The Pearl Harbor attack happened in World War II, and the Japanese that did it were allied with the Germans who were, in turn, inspired by the racist American South. America’s racism informed much of what the Nazis are but it doesn’t stop there – America’s racism also caused the September 11 attacks and the Iraqi War, both of which led to the creation of ISIS. America’s racism and conservative movements inspired prohibitions against alcohol and drugs, allowing the Mafia to rise to power in America’s borders and the Mexican Cartels to come to power south of the border. Hell, American guns give much of those same cartels their firepower, the same way that American racism, paranoia, and lies keep getting their own civilians killed because America refuses to learn from its past and continues to let the American South and conservative movements get away with the very worst behaviors in the name of taking the high moral ground.

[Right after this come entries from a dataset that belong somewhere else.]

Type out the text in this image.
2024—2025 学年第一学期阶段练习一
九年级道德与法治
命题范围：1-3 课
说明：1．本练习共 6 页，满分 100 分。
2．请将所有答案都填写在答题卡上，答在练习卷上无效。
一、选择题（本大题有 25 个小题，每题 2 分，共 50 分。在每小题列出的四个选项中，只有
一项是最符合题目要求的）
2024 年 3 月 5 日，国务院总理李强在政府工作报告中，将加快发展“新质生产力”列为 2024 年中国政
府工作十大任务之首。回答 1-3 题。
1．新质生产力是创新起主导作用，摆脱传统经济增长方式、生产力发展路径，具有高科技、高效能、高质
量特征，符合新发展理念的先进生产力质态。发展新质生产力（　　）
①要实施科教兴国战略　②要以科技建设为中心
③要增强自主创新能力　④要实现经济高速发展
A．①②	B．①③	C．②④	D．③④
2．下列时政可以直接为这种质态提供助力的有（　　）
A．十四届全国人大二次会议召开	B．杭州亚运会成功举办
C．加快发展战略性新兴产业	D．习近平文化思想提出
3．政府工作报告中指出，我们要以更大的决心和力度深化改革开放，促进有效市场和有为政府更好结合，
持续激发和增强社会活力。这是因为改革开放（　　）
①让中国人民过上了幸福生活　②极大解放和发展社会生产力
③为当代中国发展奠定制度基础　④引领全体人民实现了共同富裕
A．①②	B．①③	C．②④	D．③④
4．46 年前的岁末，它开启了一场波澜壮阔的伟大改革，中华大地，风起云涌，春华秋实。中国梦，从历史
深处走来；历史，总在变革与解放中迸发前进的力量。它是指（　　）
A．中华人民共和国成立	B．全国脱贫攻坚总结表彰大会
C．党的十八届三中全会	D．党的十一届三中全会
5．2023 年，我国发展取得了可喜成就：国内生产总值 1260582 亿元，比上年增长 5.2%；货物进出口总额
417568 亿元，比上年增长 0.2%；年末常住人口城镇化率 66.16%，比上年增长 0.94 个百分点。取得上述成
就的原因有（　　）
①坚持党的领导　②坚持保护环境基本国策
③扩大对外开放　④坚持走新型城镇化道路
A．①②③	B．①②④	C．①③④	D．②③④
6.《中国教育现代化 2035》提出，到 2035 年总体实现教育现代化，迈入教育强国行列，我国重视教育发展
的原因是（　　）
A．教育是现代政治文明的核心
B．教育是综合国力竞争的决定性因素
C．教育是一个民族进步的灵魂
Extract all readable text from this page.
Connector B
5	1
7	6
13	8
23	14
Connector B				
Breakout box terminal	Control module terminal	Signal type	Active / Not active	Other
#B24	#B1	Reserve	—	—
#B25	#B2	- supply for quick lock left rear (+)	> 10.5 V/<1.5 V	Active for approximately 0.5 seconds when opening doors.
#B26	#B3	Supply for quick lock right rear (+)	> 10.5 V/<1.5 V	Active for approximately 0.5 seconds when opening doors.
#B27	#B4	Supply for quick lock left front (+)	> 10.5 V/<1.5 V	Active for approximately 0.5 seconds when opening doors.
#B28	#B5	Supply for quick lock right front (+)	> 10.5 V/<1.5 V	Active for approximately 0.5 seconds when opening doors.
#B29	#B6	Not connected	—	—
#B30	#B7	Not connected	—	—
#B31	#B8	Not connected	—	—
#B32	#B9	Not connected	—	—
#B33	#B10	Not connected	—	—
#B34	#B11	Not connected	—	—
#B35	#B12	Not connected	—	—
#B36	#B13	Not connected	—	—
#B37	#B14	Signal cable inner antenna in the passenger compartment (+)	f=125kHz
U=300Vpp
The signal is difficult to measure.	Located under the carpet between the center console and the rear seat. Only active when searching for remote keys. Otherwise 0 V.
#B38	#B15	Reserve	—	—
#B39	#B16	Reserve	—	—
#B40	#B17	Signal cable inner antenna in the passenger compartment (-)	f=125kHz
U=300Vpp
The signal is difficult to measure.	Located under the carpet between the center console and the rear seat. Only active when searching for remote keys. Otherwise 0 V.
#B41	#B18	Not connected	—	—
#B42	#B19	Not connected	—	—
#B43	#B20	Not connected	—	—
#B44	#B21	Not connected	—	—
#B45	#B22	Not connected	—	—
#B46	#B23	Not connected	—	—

Why does this keep happening?
I’ve been giving this a lot of thought. Historically, movement in human society happens because progressive people identify a problem and decide to do something about it. They do the thing (whatever that might be) and celebrate the thing, and the thing is based around that Utopian idea of improving all lives for everyone. Let us take, for example, the idea of “we need to be tolerant of other people, and being intolerant is bad.”
Progressives listen and let other people come to the table and give their opinions, and this is where we get centrists from. Centrists assume that the system progressives built is the natural order of things and don’t think about what went into creating that system, so they turn the idea we’re using as an example into “we need to be tolerant of other people.” It’s a difference that doesn’t sound too important, at least at first.
But then, inevitably, the people that still subscribe to whatever philosophy made the idea of “we need to be tolerant of other people, and being intolerant is bad” important come to the table. We’ll call them conservatives, though the only thing they ever really want to conserve is their racism, paranoia, and lies. They come to the table and say something horrible, like, say, “all American Japanese are more Japanese than American and will betray us the first chance they get.”
And the progressives of the world say “No, that’s wrong, we need to be tolerant of other people, and being intolerant is bad – so being intolerant of Japanese-Americans is bad.” Then the conservatives say “you need to be tolerant of our intolerance or you’re just as bad as we are~!” and centrists chime in with “but we need to be tolerant of other people~!” and that’s how we wind up with people in Concentration Camps as centrists say “who could have foreseen this outcome?”
We need to break this cycle. We need to stop this train.
This comic is an attempt to do this: a progressive reminding centrists and conservatives alike that what happened before was not okay and that it is happening again and it does not have to.
We can and should be better than this.
George is joined by a handful of supremely talented people in the creation of They Called Us Enemy. The first is Justin Eisinger, converting popular stories from other mediums to comics before turning his talent to translating non-fiction to the graphic page. Steven Scott works mostly as a publicist, but his writing can be found in everything from Archie Comics to Heavy Metal Magazine; he’s one of those people that produces quality work at any level that he chooses to engage with. Lastly, the artist for this project is Harmony Becker, whose clean lines and seemingly simple illustrations speak volumes in terms of facial expression and body language. Their combined efforts have produced a work of horrific beauty, something that is important, hard to put down, and quick to read.